Sankai Juku, compagnie de danse butô formée en 1975 par le danseur et chorégraphe Ushio Amagatsu, présente sa dernière création Arc, Chemin du Jour, au Théâtre des Champs-Elysées. L’art butô, véritable méditation en mouvement, est une danse traditionnelle japonaise apparue dans les années d’après-guerre. Le butô puise dans l’abstraction, le minimalisme et la poésie de l’art zen, dont il est l’expression chorégraphique la plus fidèle.

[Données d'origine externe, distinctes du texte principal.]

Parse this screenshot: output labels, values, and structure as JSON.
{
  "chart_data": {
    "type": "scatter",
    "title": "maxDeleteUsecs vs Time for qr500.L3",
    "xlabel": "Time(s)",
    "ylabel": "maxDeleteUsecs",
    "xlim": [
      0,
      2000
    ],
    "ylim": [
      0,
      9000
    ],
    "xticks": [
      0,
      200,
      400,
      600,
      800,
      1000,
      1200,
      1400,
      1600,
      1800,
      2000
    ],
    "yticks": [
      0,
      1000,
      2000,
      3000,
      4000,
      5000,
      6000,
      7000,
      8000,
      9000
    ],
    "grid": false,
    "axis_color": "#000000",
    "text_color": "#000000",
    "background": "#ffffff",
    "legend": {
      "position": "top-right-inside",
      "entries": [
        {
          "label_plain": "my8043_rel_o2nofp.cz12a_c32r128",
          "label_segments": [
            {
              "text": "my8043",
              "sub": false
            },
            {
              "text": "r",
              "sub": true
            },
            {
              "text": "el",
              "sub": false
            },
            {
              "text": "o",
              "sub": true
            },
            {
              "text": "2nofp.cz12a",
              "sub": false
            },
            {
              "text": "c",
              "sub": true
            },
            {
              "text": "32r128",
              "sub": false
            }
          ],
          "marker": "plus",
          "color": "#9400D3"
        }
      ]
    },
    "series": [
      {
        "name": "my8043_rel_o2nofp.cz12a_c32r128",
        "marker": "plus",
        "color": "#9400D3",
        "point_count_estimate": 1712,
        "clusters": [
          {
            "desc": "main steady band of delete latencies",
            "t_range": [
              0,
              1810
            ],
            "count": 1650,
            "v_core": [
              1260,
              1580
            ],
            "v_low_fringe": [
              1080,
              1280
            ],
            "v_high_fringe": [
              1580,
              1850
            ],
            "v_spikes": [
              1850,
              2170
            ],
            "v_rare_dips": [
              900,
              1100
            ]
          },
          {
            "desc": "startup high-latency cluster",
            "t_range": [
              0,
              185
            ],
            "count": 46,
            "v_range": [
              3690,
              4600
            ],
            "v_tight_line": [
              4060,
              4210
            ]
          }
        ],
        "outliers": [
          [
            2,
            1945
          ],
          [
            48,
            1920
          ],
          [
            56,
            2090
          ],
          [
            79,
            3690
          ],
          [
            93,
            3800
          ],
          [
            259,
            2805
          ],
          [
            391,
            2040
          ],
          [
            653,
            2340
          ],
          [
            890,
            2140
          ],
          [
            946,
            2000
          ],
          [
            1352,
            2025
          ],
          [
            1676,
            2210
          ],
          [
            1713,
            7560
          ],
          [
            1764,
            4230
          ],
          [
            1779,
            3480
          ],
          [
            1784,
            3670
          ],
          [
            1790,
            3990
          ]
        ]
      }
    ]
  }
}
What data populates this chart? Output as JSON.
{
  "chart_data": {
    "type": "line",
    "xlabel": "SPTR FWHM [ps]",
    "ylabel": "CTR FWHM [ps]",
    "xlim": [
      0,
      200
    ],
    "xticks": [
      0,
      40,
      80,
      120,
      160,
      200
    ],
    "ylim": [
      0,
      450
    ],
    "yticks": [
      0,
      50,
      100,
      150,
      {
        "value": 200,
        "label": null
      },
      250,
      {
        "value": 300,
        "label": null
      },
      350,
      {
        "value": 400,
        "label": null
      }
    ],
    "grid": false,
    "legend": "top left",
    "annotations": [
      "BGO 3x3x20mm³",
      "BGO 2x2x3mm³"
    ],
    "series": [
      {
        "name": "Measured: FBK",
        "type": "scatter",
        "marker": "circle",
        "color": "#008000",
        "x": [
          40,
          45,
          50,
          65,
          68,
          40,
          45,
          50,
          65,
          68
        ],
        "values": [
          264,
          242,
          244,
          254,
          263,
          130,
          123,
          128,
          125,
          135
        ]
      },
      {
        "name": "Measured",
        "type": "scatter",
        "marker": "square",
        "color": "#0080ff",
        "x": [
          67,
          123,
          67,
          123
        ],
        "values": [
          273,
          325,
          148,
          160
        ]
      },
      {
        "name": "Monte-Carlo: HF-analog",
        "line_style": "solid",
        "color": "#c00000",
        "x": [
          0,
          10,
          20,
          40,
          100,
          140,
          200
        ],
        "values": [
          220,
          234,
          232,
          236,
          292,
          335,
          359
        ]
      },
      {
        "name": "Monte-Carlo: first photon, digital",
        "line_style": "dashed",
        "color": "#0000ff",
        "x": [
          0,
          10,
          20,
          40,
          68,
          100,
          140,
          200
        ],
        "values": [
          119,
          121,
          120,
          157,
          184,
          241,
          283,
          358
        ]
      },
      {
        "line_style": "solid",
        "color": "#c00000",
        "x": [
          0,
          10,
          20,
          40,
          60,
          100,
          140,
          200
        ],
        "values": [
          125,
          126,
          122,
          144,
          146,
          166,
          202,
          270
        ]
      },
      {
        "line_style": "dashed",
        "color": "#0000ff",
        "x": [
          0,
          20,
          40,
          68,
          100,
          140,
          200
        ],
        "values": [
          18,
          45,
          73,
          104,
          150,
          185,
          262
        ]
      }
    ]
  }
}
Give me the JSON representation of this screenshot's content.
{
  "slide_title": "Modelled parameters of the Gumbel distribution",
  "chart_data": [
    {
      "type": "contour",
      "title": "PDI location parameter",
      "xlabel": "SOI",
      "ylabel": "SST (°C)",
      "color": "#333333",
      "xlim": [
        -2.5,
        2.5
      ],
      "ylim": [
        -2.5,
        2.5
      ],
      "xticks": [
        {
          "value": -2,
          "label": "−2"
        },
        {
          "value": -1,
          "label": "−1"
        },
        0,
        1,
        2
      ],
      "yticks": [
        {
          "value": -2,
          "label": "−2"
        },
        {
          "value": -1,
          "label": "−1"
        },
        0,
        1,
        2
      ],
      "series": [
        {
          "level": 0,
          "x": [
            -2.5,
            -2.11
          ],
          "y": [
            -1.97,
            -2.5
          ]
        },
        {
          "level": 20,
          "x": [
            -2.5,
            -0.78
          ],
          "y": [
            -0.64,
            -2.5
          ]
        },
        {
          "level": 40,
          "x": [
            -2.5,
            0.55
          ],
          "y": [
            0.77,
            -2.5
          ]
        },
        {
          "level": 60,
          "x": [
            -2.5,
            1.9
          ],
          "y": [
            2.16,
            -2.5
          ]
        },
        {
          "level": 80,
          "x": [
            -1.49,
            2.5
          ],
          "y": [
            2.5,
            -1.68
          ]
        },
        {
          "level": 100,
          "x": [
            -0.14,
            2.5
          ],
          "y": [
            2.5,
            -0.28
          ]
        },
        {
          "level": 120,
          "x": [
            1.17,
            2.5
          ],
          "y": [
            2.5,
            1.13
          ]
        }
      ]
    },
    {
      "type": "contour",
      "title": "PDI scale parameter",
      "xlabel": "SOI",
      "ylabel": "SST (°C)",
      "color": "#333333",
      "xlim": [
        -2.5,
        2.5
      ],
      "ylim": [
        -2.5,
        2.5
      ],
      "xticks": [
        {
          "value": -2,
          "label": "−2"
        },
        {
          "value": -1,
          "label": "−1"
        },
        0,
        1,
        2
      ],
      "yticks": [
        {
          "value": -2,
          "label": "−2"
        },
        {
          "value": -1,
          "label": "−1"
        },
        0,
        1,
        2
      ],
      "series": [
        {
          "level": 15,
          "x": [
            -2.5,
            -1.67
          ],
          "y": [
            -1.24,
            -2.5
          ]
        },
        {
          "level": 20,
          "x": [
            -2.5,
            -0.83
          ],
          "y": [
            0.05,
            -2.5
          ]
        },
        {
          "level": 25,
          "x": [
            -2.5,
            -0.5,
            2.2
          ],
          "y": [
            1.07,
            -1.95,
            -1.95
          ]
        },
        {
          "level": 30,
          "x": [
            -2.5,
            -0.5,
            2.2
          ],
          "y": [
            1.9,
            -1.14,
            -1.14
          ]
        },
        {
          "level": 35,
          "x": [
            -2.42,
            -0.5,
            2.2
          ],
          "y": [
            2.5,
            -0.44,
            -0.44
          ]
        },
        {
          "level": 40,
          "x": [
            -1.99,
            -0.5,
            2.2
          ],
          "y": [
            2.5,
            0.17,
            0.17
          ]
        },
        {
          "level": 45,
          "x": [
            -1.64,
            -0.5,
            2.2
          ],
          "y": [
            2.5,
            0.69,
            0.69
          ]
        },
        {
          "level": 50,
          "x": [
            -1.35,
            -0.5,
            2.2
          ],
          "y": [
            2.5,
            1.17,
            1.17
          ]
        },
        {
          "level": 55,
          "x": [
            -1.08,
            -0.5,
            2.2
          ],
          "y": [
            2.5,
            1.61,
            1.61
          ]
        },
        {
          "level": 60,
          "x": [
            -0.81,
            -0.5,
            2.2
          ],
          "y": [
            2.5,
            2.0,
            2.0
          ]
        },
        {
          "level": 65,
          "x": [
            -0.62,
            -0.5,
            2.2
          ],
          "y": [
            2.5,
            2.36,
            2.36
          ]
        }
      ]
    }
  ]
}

Sankai Juku nous invite donc à l’introspection à travers sept tableaux contemplatifs où la pensée vogue librement au gré des danses.

Sankai Juku © Sankai Juku
Sankai Juku
© Sankai Juku

Né dans la fascinante période d’ébullition artistique des années d’après-guerre au Japon (période « Sengo »), le butô s’inscrit dans la quête identitaire qui a traversé les artistes japonais en réaction à l’occupation américaine et l’occidentalisation précipitée des mœurs. Dans la littérature, les arts plastiques (avec le mouvement Gutaï), la musique et les arts vivants, des artistes tels que Yukio Mishima, Saburo Murakami ou encore Jiro Yoshihara ont cherché à renouveler et réaffirmer la singularité de la culture japonaise dans un art recentré et minimal. La danse butô, fondée et conceptualisée par Tatsumi Hijikata et Kazuo Ohno, s’inspirent de la lenteur poétique du théâtre et de l’expressionisme du théâtre kabuki, mais aussi – et surtout – de l’esthétique zen. Les interprètes butô dansent généralement à demi-nus, corps et têtes rasés, évoquant le mysticisme des bonzes. Dans des chorégraphies qui célèbrent une nature sacrée, le travail de bras caractéristique de l’art butô est d’une douceur et d’une grâce extraordinairement raffinée.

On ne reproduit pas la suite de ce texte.